Re: Public Training and Development Dataset: Updates and Fixes  

  By: enslay on June 15, 2022, 3:43 p.m.

Nice job! Thanks for b-value tags and ADC fix.

I've encountered another issue with ADC where the rescaling tags may have been used properly before. For example, compare V1 and V2 ADCs of 10847 and 11176.

Do the V2 ADC values look physically correct?
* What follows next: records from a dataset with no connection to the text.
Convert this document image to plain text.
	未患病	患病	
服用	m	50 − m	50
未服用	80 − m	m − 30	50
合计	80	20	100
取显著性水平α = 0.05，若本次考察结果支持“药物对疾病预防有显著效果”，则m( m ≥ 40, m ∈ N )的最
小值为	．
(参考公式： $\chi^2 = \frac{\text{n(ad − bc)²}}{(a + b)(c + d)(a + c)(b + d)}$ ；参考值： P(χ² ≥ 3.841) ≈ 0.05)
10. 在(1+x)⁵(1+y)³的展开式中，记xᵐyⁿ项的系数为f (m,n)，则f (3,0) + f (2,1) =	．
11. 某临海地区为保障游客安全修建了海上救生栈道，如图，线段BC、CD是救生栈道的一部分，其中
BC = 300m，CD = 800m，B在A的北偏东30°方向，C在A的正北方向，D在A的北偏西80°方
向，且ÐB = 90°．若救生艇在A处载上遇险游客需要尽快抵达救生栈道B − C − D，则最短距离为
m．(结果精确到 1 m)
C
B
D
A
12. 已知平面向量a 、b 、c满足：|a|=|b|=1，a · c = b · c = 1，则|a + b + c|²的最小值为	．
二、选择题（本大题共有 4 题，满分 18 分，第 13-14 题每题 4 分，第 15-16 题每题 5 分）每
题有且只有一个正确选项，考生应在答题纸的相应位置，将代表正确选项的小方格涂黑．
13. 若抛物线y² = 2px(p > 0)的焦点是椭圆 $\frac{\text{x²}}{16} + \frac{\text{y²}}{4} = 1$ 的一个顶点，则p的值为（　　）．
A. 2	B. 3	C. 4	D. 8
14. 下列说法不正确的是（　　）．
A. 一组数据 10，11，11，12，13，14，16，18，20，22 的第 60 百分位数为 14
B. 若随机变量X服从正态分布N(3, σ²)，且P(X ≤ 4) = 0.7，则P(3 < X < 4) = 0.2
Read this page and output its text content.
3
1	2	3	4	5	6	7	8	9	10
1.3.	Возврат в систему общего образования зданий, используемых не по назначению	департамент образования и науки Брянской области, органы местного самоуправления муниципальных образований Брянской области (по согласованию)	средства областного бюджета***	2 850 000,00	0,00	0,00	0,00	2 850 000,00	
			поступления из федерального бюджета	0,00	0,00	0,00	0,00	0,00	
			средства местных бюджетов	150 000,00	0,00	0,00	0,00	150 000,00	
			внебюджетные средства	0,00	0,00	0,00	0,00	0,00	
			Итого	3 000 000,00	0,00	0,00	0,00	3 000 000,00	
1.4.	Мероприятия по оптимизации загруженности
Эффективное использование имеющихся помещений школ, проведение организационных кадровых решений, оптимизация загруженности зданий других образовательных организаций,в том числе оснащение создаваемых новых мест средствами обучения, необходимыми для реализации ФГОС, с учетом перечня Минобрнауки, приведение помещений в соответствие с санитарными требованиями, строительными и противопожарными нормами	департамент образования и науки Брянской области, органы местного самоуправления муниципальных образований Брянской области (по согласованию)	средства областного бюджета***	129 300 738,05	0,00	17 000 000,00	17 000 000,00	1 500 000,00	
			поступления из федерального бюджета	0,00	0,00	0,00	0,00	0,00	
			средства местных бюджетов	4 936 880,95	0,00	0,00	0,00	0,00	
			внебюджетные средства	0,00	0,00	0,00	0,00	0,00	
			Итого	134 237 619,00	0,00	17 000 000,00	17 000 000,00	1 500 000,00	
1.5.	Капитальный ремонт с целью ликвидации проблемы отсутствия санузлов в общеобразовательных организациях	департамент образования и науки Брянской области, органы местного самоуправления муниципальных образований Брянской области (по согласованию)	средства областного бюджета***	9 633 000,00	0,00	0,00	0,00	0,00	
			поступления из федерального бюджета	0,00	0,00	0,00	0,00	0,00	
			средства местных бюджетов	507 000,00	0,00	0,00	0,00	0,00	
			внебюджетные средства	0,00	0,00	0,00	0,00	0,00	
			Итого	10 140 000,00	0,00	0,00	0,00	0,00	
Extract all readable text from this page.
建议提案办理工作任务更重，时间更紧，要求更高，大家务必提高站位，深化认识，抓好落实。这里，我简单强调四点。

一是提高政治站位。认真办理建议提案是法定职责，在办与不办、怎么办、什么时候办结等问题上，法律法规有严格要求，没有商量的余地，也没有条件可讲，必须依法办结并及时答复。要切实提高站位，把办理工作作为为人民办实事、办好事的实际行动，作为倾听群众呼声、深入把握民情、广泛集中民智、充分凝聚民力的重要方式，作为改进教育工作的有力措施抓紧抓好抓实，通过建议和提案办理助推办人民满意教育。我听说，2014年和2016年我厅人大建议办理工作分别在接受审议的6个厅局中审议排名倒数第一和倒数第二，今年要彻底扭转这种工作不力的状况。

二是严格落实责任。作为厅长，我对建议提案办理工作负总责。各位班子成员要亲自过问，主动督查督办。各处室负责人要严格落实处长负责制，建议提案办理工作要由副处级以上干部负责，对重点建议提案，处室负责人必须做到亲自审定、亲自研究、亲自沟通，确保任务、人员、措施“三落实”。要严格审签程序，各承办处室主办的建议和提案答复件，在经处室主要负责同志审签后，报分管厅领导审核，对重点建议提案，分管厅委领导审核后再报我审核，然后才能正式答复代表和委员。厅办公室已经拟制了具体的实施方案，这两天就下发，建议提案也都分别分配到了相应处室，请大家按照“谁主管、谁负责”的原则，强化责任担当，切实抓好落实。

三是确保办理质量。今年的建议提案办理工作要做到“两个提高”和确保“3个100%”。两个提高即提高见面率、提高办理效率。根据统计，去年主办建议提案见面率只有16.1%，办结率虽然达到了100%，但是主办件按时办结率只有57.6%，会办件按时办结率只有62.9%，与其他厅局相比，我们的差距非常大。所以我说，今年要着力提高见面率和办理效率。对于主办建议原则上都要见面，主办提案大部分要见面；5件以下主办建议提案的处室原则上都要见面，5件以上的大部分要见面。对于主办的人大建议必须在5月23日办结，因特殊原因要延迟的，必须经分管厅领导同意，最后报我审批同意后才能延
They don't match up with otherwise reasonable-looking V1 ADC values.

If not, and with no effort required from PICAI organizers: One way to work around all ADC issues is to load the V1 ADC and do something like this:

npAdc = sitk.GetArrayViewFromImage(adc) if npAdc.max() > 1000: pass elif npAdc.max() > 1: print("Weirdo ADC!") npAdc = 1000 * npAdc # Guessing scalar factor is 1000 in weird cases

Sorry indentation is lost.

Re: Public Training and Development Dataset: Updates and Fixes  

  By: joeran.bosma on June 15, 2022, 7:18 p.m.

Hi Nathan,

Thanks for checking the ADC values once more! I've checked the two cases (10847_1000863 and 11176_1001199), which are both from a Philips Ingenia scanner. The rescale slope for both cases was ~0.53 (as seen from the intensity ratios between the v1 and v2 scans), meaning that both version are relatively close to each other.

To me (not a radiologist), the ADC values in version 2 seem more typical. The ADC value (within the prostate) is typically above 850, while the ADC of 10847_1000863 (v1) is below this threshold for large parts of the prostate. For 11176_1001199 (v1) the ADC is also very low for some parts of the prostate (< 500). Meanwhile, neither have csPCa.

Below I have plotted the mean intensity values of the ADC scans within the prostate gland (using these prostate segmentations). Based on this, the rescaled ADC intensities seem more reasonable in v2 than in v1 as well.

Therefore, I think it is safe to say the intensity values are correct in version 2 of the dataset (luckily).

P.S.: I did observe rescale slopes of both ~1/2 and ~1/2000, which may have motivated your choice for rescaling small intensity values with a factor of 1000?

Hope this helps, Joeran

Re: Public Training and Development Dataset: Updates and Fixes  

  By: enslay on June 15, 2022, 8 p.m.

Hi Joeran, Thanks for double checking! Those rescale values are even weirder than I imagined. I thought Philips was just doing something simple like dividing by 1000 for some of these weird ADC images. I don't know why some scanners modify the ADC like this, but I've seen it happen before.